Gestão da Inadimplência

O que todo líder de cobrança nem sempre enxerga

3 minutos de leitura
Dorival Machado
Dorival Machado
Instrutor

Quem lidera uma equipe de cobrança ou é responsável por recuperar receitas na empresa, normalmente está envolvido em muitas demandas operacionais. São dezenas de ligações por dia, negociações, metas mensais, planilhas, reuniões e pressões. Nesse cenário, é comum que o líder esteja tão mergulhado na rotina que deixe de enxergar o que realmente determina o sucesso ou o fracasso da sua cobrança.

Existem elementos que fazem toda a diferença nos resultados, mas que muitas vezes ficam “fora do radar”. E é justamente aí que mora o perigo: não é o que sabemos que nos impede de crescer - é o que deixamos de ver.

A seguir, listo três pontos que todo líder de cobrança deveria olhar com mais atenção - e que, quando são ignorados, custam caro.


1. Cada um no seu quadrado

Nem todo bom cobrador é um bom negociador. Nem todo profissional simpático gera resultado. E nem sempre quem “fala bem” consegue conduzir acordos consistentes. Um dos maiores erros de quem lidera é não identificar os perfis individuais da equipe e, com isso, não distribuir tarefas de forma inteligente.

Há quem seja melhor no contato inicial, outros se saem melhor no fechamento. Alguns têm perfil analítico e trabalham bem com indicadores. Outros são mais emocionais e têm empatia natural. Quando o líder não enxerga essas nuances, acaba sobrecarregando alguns e deixando talentos ociosos.

Um bom líder de cobrança precisa saber quem são seus jogadores e em que posição cada um joga melhor.


2. A qualidade do processo (e não só do esforço)

Muitos líderes acompanham o volume de ações - quantidade de contatos, promessas de pagamento, acordos fechados - mas não observam a qualidade do processo de cobrança. E aqui está um ponto-chave: fazer muito não significa fazer bem.

Por exemplo:

  • A abordagem está respeitando a régua de cobrança?
  • O tom das mensagens está alinhado à política da empresa? Posionamento...
  • Existe formalização clara dos acordos?
  • Os discursos de cobrança estão atualizados?
  • As promessas estão sendo monitoradas?
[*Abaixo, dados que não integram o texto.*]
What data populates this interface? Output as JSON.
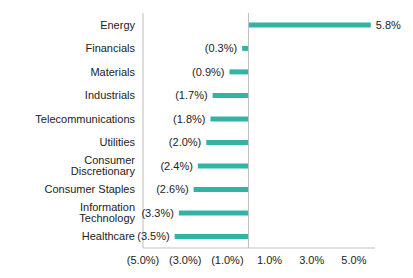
{
  "chart_data": {
    "type": "bar",
    "orientation": "horizontal",
    "categories": [
      "Energy",
      "Financials",
      "Materials",
      "Industrials",
      "Telecommunications",
      "Utilities",
      "Consumer Discretionary",
      "Consumer Staples",
      "Information Technology",
      "Healthcare"
    ],
    "values": [
      5.8,
      -0.3,
      -0.9,
      -1.7,
      -1.8,
      -2.0,
      -2.4,
      -2.6,
      -3.3,
      -3.5
    ],
    "value_labels": [
      "5.8%",
      "(0.3%)",
      "(0.9%)",
      "(1.7%)",
      "(1.8%)",
      "(2.0%)",
      "(2.4%)",
      "(2.6%)",
      "(3.3%)",
      "(3.5%)"
    ],
    "color": "#33b3a6",
    "xlim": [
      -5,
      6
    ],
    "xticks": [
      {
        "value": -5,
        "label": "(5.0%)"
      },
      {
        "value": -3,
        "label": "(3.0%)"
      },
      {
        "value": -1,
        "label": "(1.0%)"
      },
      {
        "value": 1,
        "label": "1.0%"
      },
      {
        "value": 3,
        "label": "3.0%"
      },
      {
        "value": 5,
        "label": "5.0%"
      }
    ],
    "grid": false,
    "data_labels": true
  }
}
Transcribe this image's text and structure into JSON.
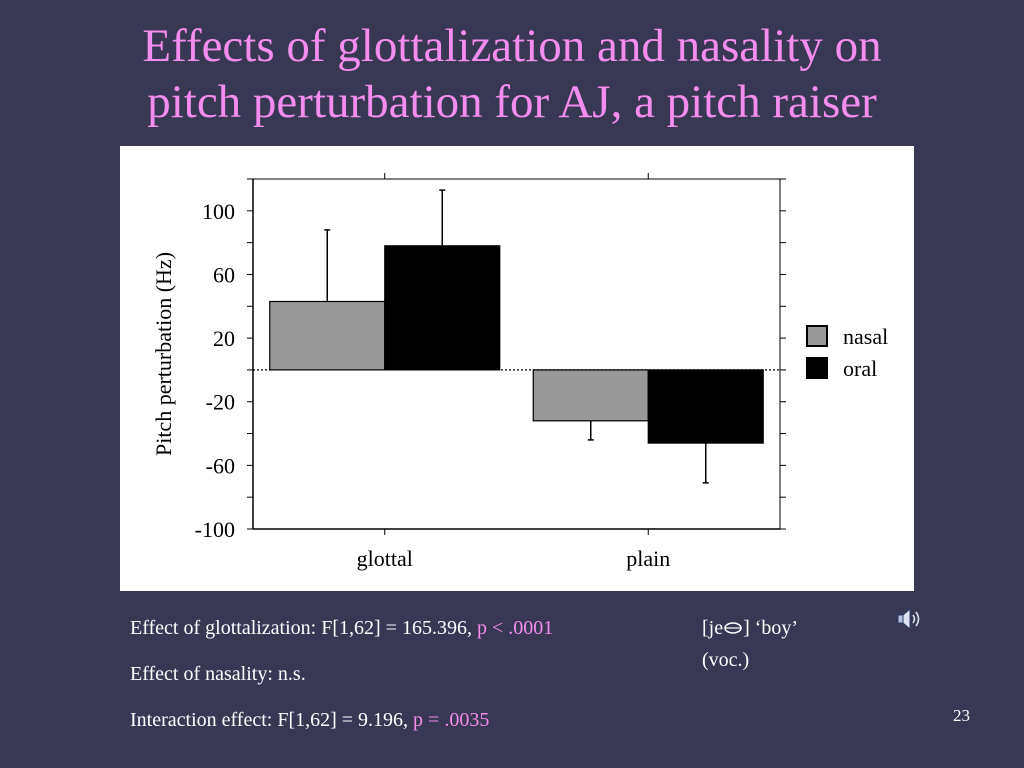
{
  "slide": {
    "title_line1": "Effects of glottalization and nasality on",
    "title_line2": "pitch perturbation for AJ, a pitch raiser",
    "page_number": "23"
  },
  "stats": {
    "glottalization_label": "Effect of glottalization:  F[1,62] = 165.396, ",
    "glottalization_p": "p < .0001",
    "nasality_label": "Effect of nasality: n.s.",
    "interaction_label": "Interaction effect: F[1,62] = 9.196, ",
    "interaction_p": "p = .0035"
  },
  "audio_note": {
    "line1_prefix": "[je",
    "line1_suffix": "] ‘boy’",
    "line2": "(voc.)",
    "icon": "speaker-icon"
  },
  "colors": {
    "background": "#383854",
    "title": "#f58df0",
    "nasal": "#999999",
    "oral": "#000000"
  },
  "chart_data": {
    "type": "bar",
    "categories": [
      "glottal",
      "plain"
    ],
    "series": [
      {
        "name": "nasal",
        "values": [
          43,
          -32
        ],
        "error": [
          45,
          12
        ],
        "color": "#999999"
      },
      {
        "name": "oral",
        "values": [
          78,
          -46
        ],
        "error": [
          35,
          25
        ],
        "color": "#000000"
      }
    ],
    "xlabel": "",
    "ylabel": "Pitch perturbation (Hz)",
    "ylim": [
      -100,
      120
    ],
    "yticks": [
      100,
      60,
      20,
      -20,
      -60,
      -100
    ],
    "ytick_labels": [
      "100",
      "60",
      "20",
      "-20",
      "-60",
      "-100"
    ],
    "reference_line": 0,
    "legend_position": "right"
  }
}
Sem esse olhar de processo, o líder corre o risco de repetir erros todos os dias sem perceber. A cobrança vira rotina - mas não vira resultado.


3. Visão embaçada - indicadores mais óbvios e não os estratégicos

Muitos líderes se contentam em olhar para indicadores de fácil acesso: valor total recebido, quantidade de acordos ou percentual de inadimplência. Mas isso é apenas a superfície. A cobrança estratégica exige um mergulho mais profundo.

Alguns indicadores que realmente ajudam a tomar decisões:

  • Reincidência pós-negociação: quantos clientes voltam a atrasar após acordo?
  • Tempo médio de recuperação: em quantos dias a empresa recupera uma dívida, em média?
  • Efetividade por canal: quais canais geram mais acordos por contato?
  • Efetividade por faixa de atraso: a régua está funcionando melhor em qual faixa?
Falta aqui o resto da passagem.